Also I don't understand what's so annoying about the glasses.
To me, this really gets down to the crux of the issue (the glasses being annoying, the reduction in brightness and sharpness, and all the rest).
It isn't that the glasses are
that annoying. (ASIDE: Now, I think conflating personal eyeglasses with the types of active shutter 3D glasses currently in wide deployment is a bit of misdirection. Active Shutter glasses are a far-cry from personal eyeglasses, an passive 3D glasses are only now, and only really with projectors, becoming a viable option -- early implementations were terrible).
The problem
isn't that they are extremely annoying. They are mildly annoying. And heavy. And expensive. And you have to have one for every person who might ever show up and want to watch a movie at your house. And they aren't very stylish. And you can't pick from different styles (leaving you at the mercy of whatever Taiwanese conglomerate decides to design them). And there are a million different standards, and you can NOT just buy one set of "3d glasses" for yourself and expect them to work on every system no matter where you go.
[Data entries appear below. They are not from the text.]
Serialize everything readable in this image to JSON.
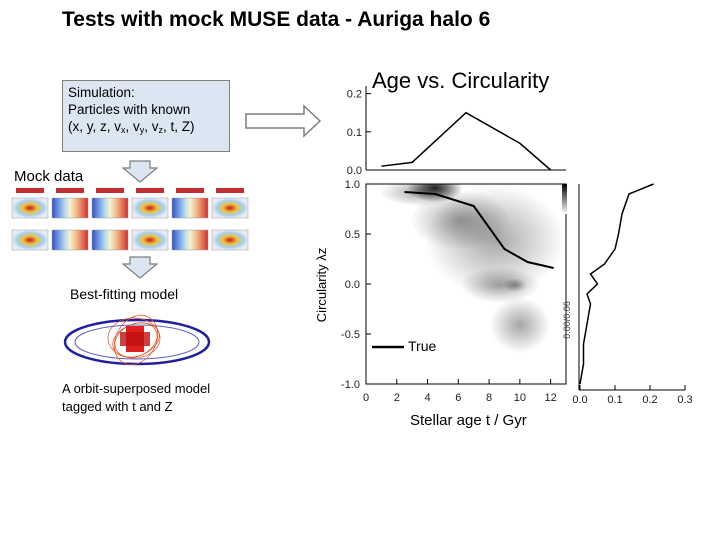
{
  "slide": {
    "title": "Tests with mock MUSE data - Auriga halo 6"
  },
  "simulation_box": {
    "line1": "Simulation:",
    "line2": "Particles with known"
  },
  "panel": {
    "title": "Age vs. Circularity"
  },
  "labels": {
    "mock_data": "Mock data",
    "best_fit": "Best-fitting model",
    "orbit_caption_line1": "A orbit-superposed model",
    "orbit_caption_line2": "tagged with t and Z",
    "true_legend": "True",
    "x_axis": "Stellar age t / Gyr"
  },
  "top_panel": {
    "y_ticks": [
      "0.2",
      "0.1",
      "0.0"
    ]
  },
  "main_panel": {
    "y_label": "Circularity λz",
    "y_ticks": [
      "1.0",
      "0.5",
      "0.0",
      "-0.5",
      "-1.0"
    ],
    "x_ticks": [
      "0",
      "2",
      "4",
      "6",
      "8",
      "10",
      "12"
    ]
  },
  "side_panel": {
    "x_ticks": [
      "0.0",
      "0.1",
      "0.2",
      "0.3"
    ],
    "y_label": "0.00/0.06"
  },
  "chart_data": {
    "type": "line",
    "xlabel": "Stellar age t / Gyr",
    "ylabel": "Circularity λz",
    "xlim": [
      0,
      13
    ],
    "ylim": [
      -1.0,
      1.0
    ],
    "series": [
      {
        "name": "True",
        "x": [
          2.5,
          4.5,
          7.0,
          9.0,
          10.5,
          12.2
        ],
        "y": [
          0.92,
          0.9,
          0.78,
          0.35,
          0.22,
          0.16
        ]
      }
    ],
    "age_distribution": {
      "x": [
        1.0,
        3.0,
        6.5,
        10.0,
        12.0
      ],
      "y": [
        0.01,
        0.02,
        0.15,
        0.07,
        0.0
      ],
      "ylim": [
        0,
        0.22
      ]
    },
    "circularity_distribution": {
      "circ": [
        1.0,
        0.9,
        0.7,
        0.5,
        0.35,
        0.2,
        0.1,
        0.0,
        -0.1,
        -0.2,
        -0.4,
        -0.6,
        -0.8,
        -1.0
      ],
      "frac": [
        0.21,
        0.14,
        0.12,
        0.11,
        0.1,
        0.07,
        0.03,
        0.05,
        0.02,
        0.03,
        0.02,
        0.01,
        0.01,
        0.0
      ],
      "xlim": [
        0,
        0.3
      ]
    }
  }
}
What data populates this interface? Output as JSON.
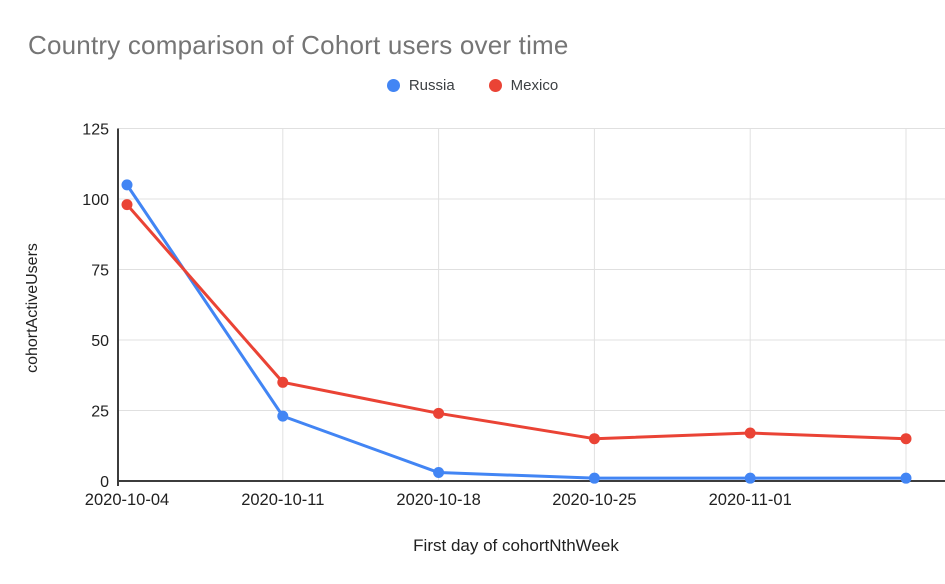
{
  "colors": {
    "background": "#ffffff",
    "title": "#757575",
    "axis_text": "#212121",
    "gridline": "#e0e0e0",
    "axis_line": "#3c3c3c",
    "russia": "#4285F4",
    "mexico": "#EA4335"
  },
  "chart_data": {
    "type": "line",
    "title": "Country comparison of Cohort users over time",
    "xlabel": "First day of cohortNthWeek",
    "ylabel": "cohortActiveUsers",
    "categories": [
      "2020-10-04",
      "2020-10-11",
      "2020-10-18",
      "2020-10-25",
      "2020-11-01",
      ""
    ],
    "series": [
      {
        "name": "Russia",
        "color": "#4285F4",
        "values": [
          105,
          23,
          3,
          1,
          1,
          1
        ]
      },
      {
        "name": "Mexico",
        "color": "#EA4335",
        "values": [
          98,
          35,
          24,
          15,
          17,
          15
        ]
      }
    ],
    "ylim": [
      0,
      125
    ],
    "yticks": [
      0,
      25,
      50,
      75,
      100,
      125
    ],
    "grid": true,
    "legend_position": "top",
    "marker": "circle"
  }
}
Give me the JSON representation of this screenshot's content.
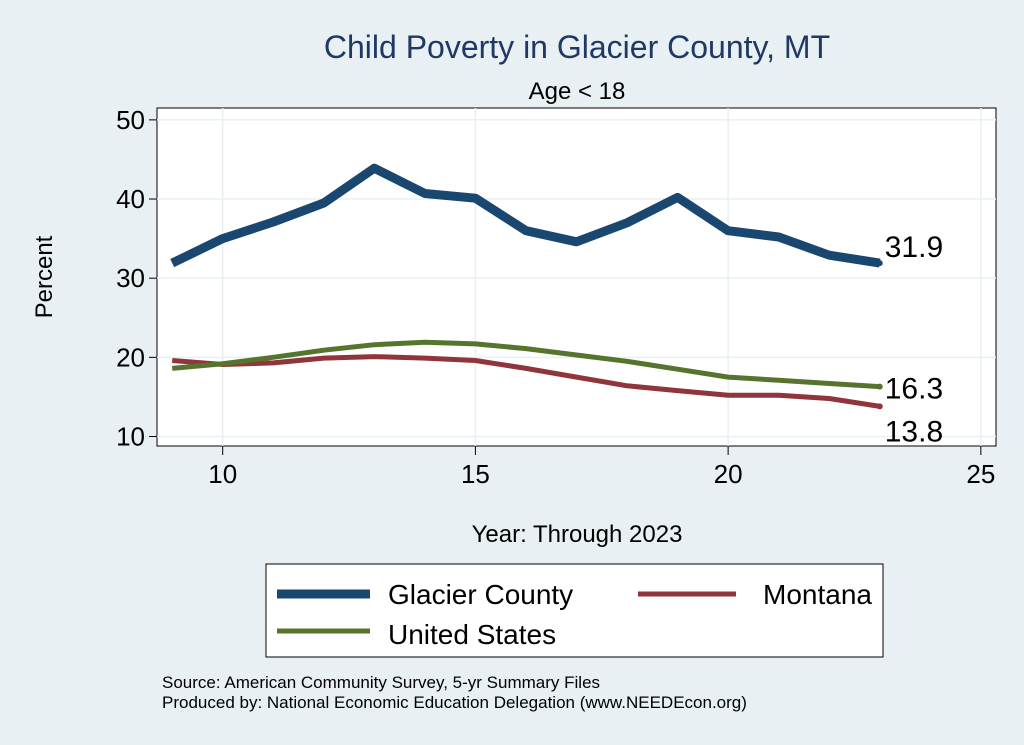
{
  "chart_data": {
    "type": "line",
    "title": "Child Poverty in Glacier County, MT",
    "subtitle": "Age < 18",
    "xlabel": "Year: Through 2023",
    "ylabel": "Percent",
    "xlim": [
      8.7,
      25.3
    ],
    "ylim": [
      8.8,
      51.5
    ],
    "xticks": [
      10,
      15,
      20,
      25
    ],
    "yticks": [
      10,
      20,
      30,
      40,
      50
    ],
    "grid": true,
    "legend_position": "bottom",
    "x": [
      9,
      10,
      11,
      12,
      13,
      14,
      15,
      16,
      17,
      18,
      19,
      20,
      21,
      22,
      23
    ],
    "series": [
      {
        "name": "Glacier County",
        "color": "#1a476f",
        "width": 9,
        "values": [
          31.9,
          35.0,
          37.1,
          39.5,
          43.9,
          40.7,
          40.1,
          36.0,
          34.6,
          37.0,
          40.2,
          36.0,
          35.2,
          32.9,
          31.9
        ],
        "end_label": "31.9"
      },
      {
        "name": "Montana",
        "color": "#90353b",
        "width": 5,
        "values": [
          19.6,
          19.1,
          19.3,
          19.9,
          20.1,
          19.9,
          19.6,
          18.6,
          17.5,
          16.4,
          15.8,
          15.2,
          15.2,
          14.8,
          13.8
        ],
        "end_label": "13.8"
      },
      {
        "name": "United States",
        "color": "#55752f",
        "width": 5,
        "values": [
          18.6,
          19.2,
          20.0,
          20.9,
          21.6,
          21.9,
          21.7,
          21.1,
          20.3,
          19.5,
          18.5,
          17.5,
          17.1,
          16.7,
          16.3
        ],
        "end_label": "16.3"
      }
    ]
  },
  "notes": {
    "source": "Source: American Community Survey, 5-yr Summary Files",
    "produced_by": "Produced by: National Economic Education Delegation (www.NEEDEcon.org)"
  }
}
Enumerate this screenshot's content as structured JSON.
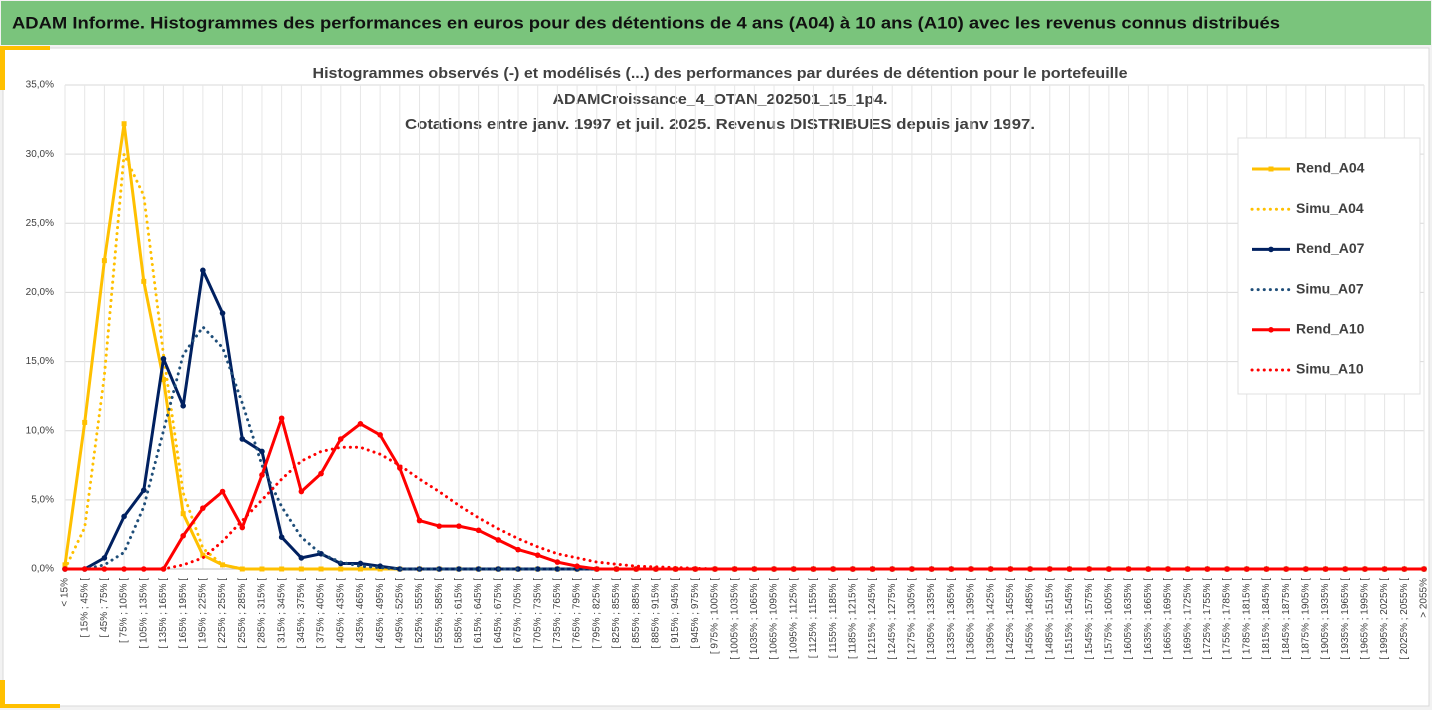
{
  "header": {
    "title": "ADAM Informe. Histogrammes des performances en euros pour des détentions de 4 ans (A04) à 10 ans (A10) avec les revenus connus distribués"
  },
  "chart_data": {
    "type": "line",
    "title": [
      "Histogrammes observés (-) et modélisés (...) des performances par durées de détention pour le portefeuille",
      "ADAMCroissance_4_OTAN_202501_15_1p4.",
      "Cotations entre janv. 1997 et juil. 2025. Revenus DISTRIBUES depuis janv 1997."
    ],
    "categories": [
      "< 15%",
      "[ 15% ; 45% [",
      "[ 45% ; 75% [",
      "[ 75% ; 105% [",
      "[ 105% ; 135% [",
      "[ 135% ; 165% [",
      "[ 165% ; 195% [",
      "[ 195% ; 225% [",
      "[ 225% ; 255% [",
      "[ 255% ; 285% [",
      "[ 285% ; 315% [",
      "[ 315% ; 345% [",
      "[ 345% ; 375% [",
      "[ 375% ; 405% [",
      "[ 405% ; 435% [",
      "[ 435% ; 465% [",
      "[ 465% ; 495% [",
      "[ 495% ; 525% [",
      "[ 525% ; 555% [",
      "[ 555% ; 585% [",
      "[ 585% ; 615% [",
      "[ 615% ; 645% [",
      "[ 645% ; 675% [",
      "[ 675% ; 705% [",
      "[ 705% ; 735% [",
      "[ 735% ; 765% [",
      "[ 765% ; 795% [",
      "[ 795% ; 825% [",
      "[ 825% ; 855% [",
      "[ 855% ; 885% [",
      "[ 885% ; 915% [",
      "[ 915% ; 945% [",
      "[ 945% ; 975% [",
      "[ 975% ; 1005% [",
      "[ 1005% ; 1035% [",
      "[ 1035% ; 1065% [",
      "[ 1065% ; 1095% [",
      "[ 1095% ; 1125% [",
      "[ 1125% ; 1155% [",
      "[ 1155% ; 1185% [",
      "[ 1185% ; 1215% [",
      "[ 1215% ; 1245% [",
      "[ 1245% ; 1275% [",
      "[ 1275% ; 1305% [",
      "[ 1305% ; 1335% [",
      "[ 1335% ; 1365% [",
      "[ 1365% ; 1395% [",
      "[ 1395% ; 1425% [",
      "[ 1425% ; 1455% [",
      "[ 1455% ; 1485% [",
      "[ 1485% ; 1515% [",
      "[ 1515% ; 1545% [",
      "[ 1545% ; 1575% [",
      "[ 1575% ; 1605% [",
      "[ 1605% ; 1635% [",
      "[ 1635% ; 1665% [",
      "[ 1665% ; 1695% [",
      "[ 1695% ; 1725% [",
      "[ 1725% ; 1755% [",
      "[ 1755% ; 1785% [",
      "[ 1785% ; 1815% [",
      "[ 1815% ; 1845% [",
      "[ 1845% ; 1875% [",
      "[ 1875% ; 1905% [",
      "[ 1905% ; 1935% [",
      "[ 1935% ; 1965% [",
      "[ 1965% ; 1995% [",
      "[ 1995% ; 2025% [",
      "[ 2025% ; 2055% [",
      "> 2055%"
    ],
    "series": [
      {
        "name": "Rend_A04",
        "color": "#FFC000",
        "line_style": "solid",
        "marker": "square",
        "values": [
          0.3,
          10.6,
          22.3,
          32.2,
          20.8,
          13.7,
          4.0,
          1.0,
          0.3,
          0,
          0,
          0,
          0,
          0,
          0,
          0,
          0,
          0,
          0,
          0,
          0,
          0,
          0,
          0,
          0,
          0,
          0,
          0,
          0,
          0,
          0,
          0,
          0,
          0,
          0,
          0,
          0,
          0,
          0,
          0,
          0,
          0,
          0,
          0,
          0,
          0,
          0,
          0,
          0,
          0,
          0,
          0,
          0,
          0,
          0,
          0,
          0,
          0,
          0,
          0,
          0,
          0,
          0,
          0,
          0,
          0,
          0,
          0,
          0,
          0
        ]
      },
      {
        "name": "Simu_A04",
        "color": "#FFC000",
        "line_style": "dotted",
        "marker": "none",
        "values": [
          0,
          3.0,
          14,
          30,
          27,
          15.5,
          5.5,
          1.5,
          0.3,
          0,
          0,
          0,
          0,
          0,
          0,
          0,
          0,
          0,
          0,
          0,
          0,
          0,
          0,
          0,
          0,
          0,
          0,
          0,
          0,
          0,
          0,
          0,
          0,
          0,
          0,
          0,
          0,
          0,
          0,
          0,
          0,
          0,
          0,
          0,
          0,
          0,
          0,
          0,
          0,
          0,
          0,
          0,
          0,
          0,
          0,
          0,
          0,
          0,
          0,
          0,
          0,
          0,
          0,
          0,
          0,
          0,
          0,
          0,
          0,
          0
        ]
      },
      {
        "name": "Rend_A07",
        "color": "#002060",
        "line_style": "solid",
        "marker": "circle",
        "values": [
          0,
          0,
          0.8,
          3.8,
          5.7,
          15.2,
          11.8,
          21.6,
          18.5,
          9.4,
          8.5,
          2.3,
          0.8,
          1.1,
          0.4,
          0.4,
          0.2,
          0,
          0,
          0,
          0,
          0,
          0,
          0,
          0,
          0,
          0,
          0,
          0,
          0,
          0,
          0,
          0,
          0,
          0,
          0,
          0,
          0,
          0,
          0,
          0,
          0,
          0,
          0,
          0,
          0,
          0,
          0,
          0,
          0,
          0,
          0,
          0,
          0,
          0,
          0,
          0,
          0,
          0,
          0,
          0,
          0,
          0,
          0,
          0,
          0,
          0,
          0,
          0,
          0
        ]
      },
      {
        "name": "Simu_A07",
        "color": "#1F4E79",
        "line_style": "dotted",
        "marker": "none",
        "values": [
          0,
          0,
          0.3,
          1.2,
          4.5,
          10,
          15.5,
          17.5,
          16,
          12,
          7.5,
          4.5,
          2.3,
          1.1,
          0.5,
          0.2,
          0.1,
          0,
          0,
          0,
          0,
          0,
          0,
          0,
          0,
          0,
          0,
          0,
          0,
          0,
          0,
          0,
          0,
          0,
          0,
          0,
          0,
          0,
          0,
          0,
          0,
          0,
          0,
          0,
          0,
          0,
          0,
          0,
          0,
          0,
          0,
          0,
          0,
          0,
          0,
          0,
          0,
          0,
          0,
          0,
          0,
          0,
          0,
          0,
          0,
          0,
          0,
          0,
          0,
          0
        ]
      },
      {
        "name": "Rend_A10",
        "color": "#FF0000",
        "line_style": "solid",
        "marker": "circle",
        "values": [
          0,
          0,
          0,
          0,
          0,
          0,
          2.4,
          4.4,
          5.6,
          3.0,
          6.8,
          10.9,
          5.6,
          6.9,
          9.4,
          10.5,
          9.7,
          7.3,
          3.5,
          3.1,
          3.1,
          2.8,
          2.1,
          1.4,
          1.0,
          0.5,
          0.2,
          0,
          0,
          0,
          0,
          0,
          0,
          0,
          0,
          0,
          0,
          0,
          0,
          0,
          0,
          0,
          0,
          0,
          0,
          0,
          0,
          0,
          0,
          0,
          0,
          0,
          0,
          0,
          0,
          0,
          0,
          0,
          0,
          0,
          0,
          0,
          0,
          0,
          0,
          0,
          0,
          0,
          0,
          0
        ]
      },
      {
        "name": "Simu_A10",
        "color": "#FF0000",
        "line_style": "dotted",
        "marker": "none",
        "values": [
          0,
          0,
          0,
          0,
          0,
          0,
          0.3,
          0.8,
          2,
          3.5,
          5,
          6.5,
          7.8,
          8.5,
          8.8,
          8.8,
          8.3,
          7.5,
          6.5,
          5.6,
          4.6,
          3.7,
          2.9,
          2.2,
          1.6,
          1.1,
          0.8,
          0.5,
          0.35,
          0.2,
          0.15,
          0.1,
          0.05,
          0,
          0,
          0,
          0,
          0,
          0,
          0,
          0,
          0,
          0,
          0,
          0,
          0,
          0,
          0,
          0,
          0,
          0,
          0,
          0,
          0,
          0,
          0,
          0,
          0,
          0,
          0,
          0,
          0,
          0,
          0,
          0,
          0,
          0,
          0,
          0,
          0
        ]
      }
    ],
    "ylim": [
      0,
      35
    ],
    "yticks": [
      {
        "value": 0,
        "label": "0,0%"
      },
      {
        "value": 5,
        "label": "5,0%"
      },
      {
        "value": 10,
        "label": "10,0%"
      },
      {
        "value": 15,
        "label": "15,0%"
      },
      {
        "value": 20,
        "label": "20,0%"
      },
      {
        "value": 25,
        "label": "25,0%"
      },
      {
        "value": 30,
        "label": "30,0%"
      },
      {
        "value": 35,
        "label": "35,0%"
      }
    ],
    "grid": true,
    "legend": "right"
  }
}
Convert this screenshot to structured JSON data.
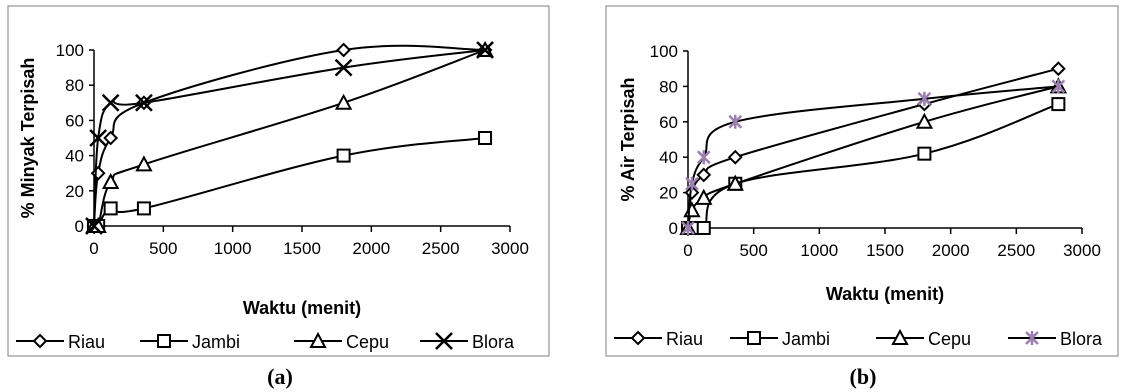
{
  "chart_data": [
    {
      "panel": "a",
      "type": "scatter",
      "ylabel": "% Minyak Terpisah",
      "xlabel": "Waktu (menit)",
      "caption": "(a)",
      "xlim": [
        0,
        3000
      ],
      "ylim": [
        0,
        100
      ],
      "xticks": [
        "0",
        "500",
        "1000",
        "1500",
        "2000",
        "2500",
        "3000"
      ],
      "yticks": [
        "0",
        "20",
        "40",
        "60",
        "80",
        "100"
      ],
      "legend_position": "bottom",
      "series": [
        {
          "name": "Riau",
          "marker": "diamond",
          "color": "#000000",
          "x": [
            0,
            30,
            120,
            360,
            1800,
            2820
          ],
          "y": [
            0,
            30,
            50,
            70,
            100,
            100
          ]
        },
        {
          "name": "Jambi",
          "marker": "square",
          "color": "#000000",
          "x": [
            0,
            30,
            120,
            360,
            1800,
            2820
          ],
          "y": [
            0,
            0,
            10,
            10,
            40,
            50
          ]
        },
        {
          "name": "Cepu",
          "marker": "triangle",
          "color": "#000000",
          "x": [
            0,
            30,
            120,
            360,
            1800,
            2820
          ],
          "y": [
            0,
            0,
            25,
            35,
            70,
            100
          ]
        },
        {
          "name": "Blora",
          "marker": "x",
          "color": "#000000",
          "x": [
            0,
            30,
            120,
            360,
            1800,
            2820
          ],
          "y": [
            0,
            50,
            70,
            70,
            90,
            100
          ]
        }
      ]
    },
    {
      "panel": "b",
      "type": "scatter",
      "ylabel": "% Air Terpisah",
      "xlabel": "Waktu (menit)",
      "caption": "(b)",
      "xlim": [
        0,
        3000
      ],
      "ylim": [
        0,
        100
      ],
      "xticks": [
        "0",
        "500",
        "1000",
        "1500",
        "2000",
        "2500",
        "3000"
      ],
      "yticks": [
        "0",
        "20",
        "40",
        "60",
        "80",
        "100"
      ],
      "legend_position": "bottom",
      "series": [
        {
          "name": "Riau",
          "marker": "diamond",
          "color": "#000000",
          "x": [
            0,
            30,
            120,
            360,
            1800,
            2820
          ],
          "y": [
            0,
            20,
            30,
            40,
            70,
            90
          ]
        },
        {
          "name": "Jambi",
          "marker": "square",
          "color": "#000000",
          "x": [
            0,
            30,
            120,
            360,
            1800,
            2820
          ],
          "y": [
            0,
            0,
            0,
            25,
            42,
            70
          ]
        },
        {
          "name": "Cepu",
          "marker": "triangle",
          "color": "#000000",
          "x": [
            0,
            30,
            120,
            360,
            1800,
            2820
          ],
          "y": [
            0,
            10,
            17,
            25,
            60,
            80
          ]
        },
        {
          "name": "Blora",
          "marker": "star",
          "color": "#9b7fb0",
          "x": [
            0,
            30,
            120,
            360,
            1800,
            2820
          ],
          "y": [
            0,
            25,
            40,
            60,
            73,
            80
          ]
        }
      ]
    }
  ]
}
And regarding the brightness thing, you're right... With the current top-end generation 3D systems it isn't
that bad, nor is the blurriness.
BUT... All those problems do still exist. And they're cumulative. The glasses are irritating, and you look silly, and you don't have enough of them for the friend who showed up unannounced, and the picture doesn't look as good (still pretty good, but still always better with it turned off).
And... 3D just isn't that cool.
It is a gimmick-level cool. But it doesn't blow your socks off.
It is neat. But sometimes it makes you sick, and sometimes it is badly done. And with all those cumulative negatives listed up above, it only takes one bad experience before the average consumer says "You know, that was cool in the theater, but in my house? Yeah, not worth it." Especially with the added effort it takes to make sure you have all the pieces in place.
When I saw the movie everyone said was "the reason for 3D in the theater", Avatar, I thought... Meh. It was okay. I wouldn't have paid extra for it if I had it to do again (actually, if I had it to do again, I'd have waited for HBO to see "Dances with Wolves In Spaaaaaaaace!") I've seen one or two others, and my opinion? I really just don't care. When it is "good" it is "meh", and when it is "bad" (with stuff flying out at you like it is a tech demo, not a movie) then it is terrible and I'd just as soon walk out.
Why should I go to the effort?
My vision is 3D. That stuff on the TV? Yeah, that is 3D-like, not 3D. Until the experience can be as immersive as "real life" then it'll stay firmly in niche and gimmick territory.
I don't agree with you at all. I've so far watched the following movies in 3D, all from this year:
Drive Angry (shot in 3D)
Green Lantern (shot in 2D and converted, but still looks great in 3D)
Pirates of the Caribbean On Stranger Tides (shot in 3D)
Transformers Dark of the Moon (partly shot in 3D)
Sanctum (shot in 3D)
Captain America is, according to reviews, pretty nice lookin' in 3D too, even if converted.
I think some of the issue is the types of movies where any kind of 3D effect has an appeal. Your list is the perfect example... I have literally zero desire to see any of those movies. None of them.
The last thing I can say about the whole thing is this:
I can tell you as someone who is at least peripherally involved in "The Biz"... Consumer Home 3D is now largely viewed as a huge flop. It is over, by and large. The consumer electronics companies were pushing it as the Next Big Thing, hoping they could get all those people who already bought HDTVs to upgrade again, and fuel the next boom cycle. That didn't happen. It is already too late. They'll keep deploying it because they've already spent the R&D money, but the shift and talk among the people who MAKE the content has already moved to "Focus on the Theater, where 3D makes sense."
Most of us content-producers? We'd have MUCH rathered the consumer electronics companies had spent their resources on increasing resolution (and pixel density), color accuracy, contrast, and refresh rates (real frame rates for delivery, not junky resampled 320Hz refresh rates).
Oh, and mark my words: The next big thing they're going to try to push will be the UltraWidescreen formats. They'll flop too.